Que représente le métier d’enseignant pour vous ?
L’enseignant est un encadreur, un facilitateur qui permet aux autres de s’insérer dans la vie sociale. On aide à apprendre à apprendre. J’ai toujours aimé mon métier, ce que je fais. Mais ici, à l’Alliance, mon amour pour l’enseignement a grandit. J’ai compris mon pays ici. L’Alliance m’a aidé à comprendre comment aider mon pays, en quoi la langue et la culture peuvent nous aider, en partie, à reconstruire nos valeurs. La perte des valeurs crée des problèmes de gouvernance. C’est en enseignant, notamment aux niveaux B2 qui travaillent sur ces questions, que je m’en suis rendu compte.
Vous êtes également un fervent partisan de l’utilisation des TICE (technologies de l’information et de la communication pour l’enseignement) en classe…

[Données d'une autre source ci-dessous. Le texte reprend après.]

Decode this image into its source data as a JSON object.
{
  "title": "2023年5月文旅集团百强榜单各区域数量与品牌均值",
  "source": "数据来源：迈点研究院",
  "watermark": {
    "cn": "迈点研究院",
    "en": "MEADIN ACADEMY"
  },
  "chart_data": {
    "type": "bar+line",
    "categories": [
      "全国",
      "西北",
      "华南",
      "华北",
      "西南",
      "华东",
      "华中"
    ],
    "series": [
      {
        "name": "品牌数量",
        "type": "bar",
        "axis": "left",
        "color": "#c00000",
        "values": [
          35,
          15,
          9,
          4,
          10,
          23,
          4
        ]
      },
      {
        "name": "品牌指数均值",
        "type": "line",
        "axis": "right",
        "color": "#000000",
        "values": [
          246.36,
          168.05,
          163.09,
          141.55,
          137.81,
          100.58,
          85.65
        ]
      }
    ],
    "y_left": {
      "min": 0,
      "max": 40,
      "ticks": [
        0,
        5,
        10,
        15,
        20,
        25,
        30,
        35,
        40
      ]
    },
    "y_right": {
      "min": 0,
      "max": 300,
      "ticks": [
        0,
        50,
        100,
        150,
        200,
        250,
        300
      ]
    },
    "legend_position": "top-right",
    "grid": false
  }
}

Internet et l’informatique en général sont très importants aujourd’hui. Si on ne maitrise pas ces technologies, on ne peut pas faire le tri des informations, il faut savoir les utiliser pour le développement. Les formations que j’ai suivies m’ont permis de m’adapter à l’environnement actuel, sans ça je serais perdu. L’Alliance est un espace de compréhension innovant, un espace d’échanges qui m’a permis de m’adapter à la modernité : j’utilise systématiquement le numérique en classe et je pousse mes élèves à se saisir de ces outils. J’essaie d’avoir des cours interactifs, je projette des montages qui donnent une correction immédiate, très visuelle.
Avez-vous une anecdote de la salle de classe à nous raconter ?
Il y en a plein, c’est une question difficile. Je suis aimé par les élèves, par les parents et parfois j’arrive à tisser des relations qui vont au-delà de l’enseignement. Ma famille s’agrandit de jour en jour ! Certains de mes élèves sont devenus ministres, sont des responsables qui parfois m’écrivent. L’Alliance est devenue une nouvelle famille.
Quelle est votre classe préférée ?
Aucune, j’aime me défier. Avant, j’aimais beaucoup les niveaux avancés, puis j’ai appris à aimer tout autant les niveaux intermédiaires, le B1 notamment, qui me permet de poser les bases nécessaires pour une réussite en B2 ou C1. Récemment, le public de l’Alliance s’est rajeuni avec le développement des cours pour les tout petits. On accompagne les élèves dès l’enfance, ils grandissent avec le FLE. Je ne comprends pas comment ils peuvent évoluer autant. En un an, les progrès sont phénoménaux.
L’essentiel ce sont les collaborateurs. Quand on a de très bons collaborateurs, on fait beaucoup de choses. Le personnel administratif de l’Alliance est très bien, il fait son travail avec amour. Et le directeur joue un rôle crucial. L’Alliance a eu des périodes difficiles et j’ai eu pitié de la directrice actuelle à son arrivée. Mais j’ai trouvé en elle une personne très solide qui a su trouver les bonnes solutions et donner une cohérence aux cours et à l’action culturelle qui pour moi sont indissociables. Célestine a créé une vraie transversalité. Aujourd’hui on a confiance, non seulement nous, personnel de l’Alliance, mais aussi notre public, la population comorienne.
L’Alliance revit et j’espère que cela continuera. Notre équipe est plus solide que jamais, les nouveaux professeurs, les stagiaires qui ont travaillé avec nous cette année ont contribué à cette dynamique. Il faut évoluer avec le monde, sinon « Viragi isto hou latza » (le virage risque de te perdre). Autrement dit, si tu n’accompagnes pas le virage en voiture, tu seras éjecté de la route.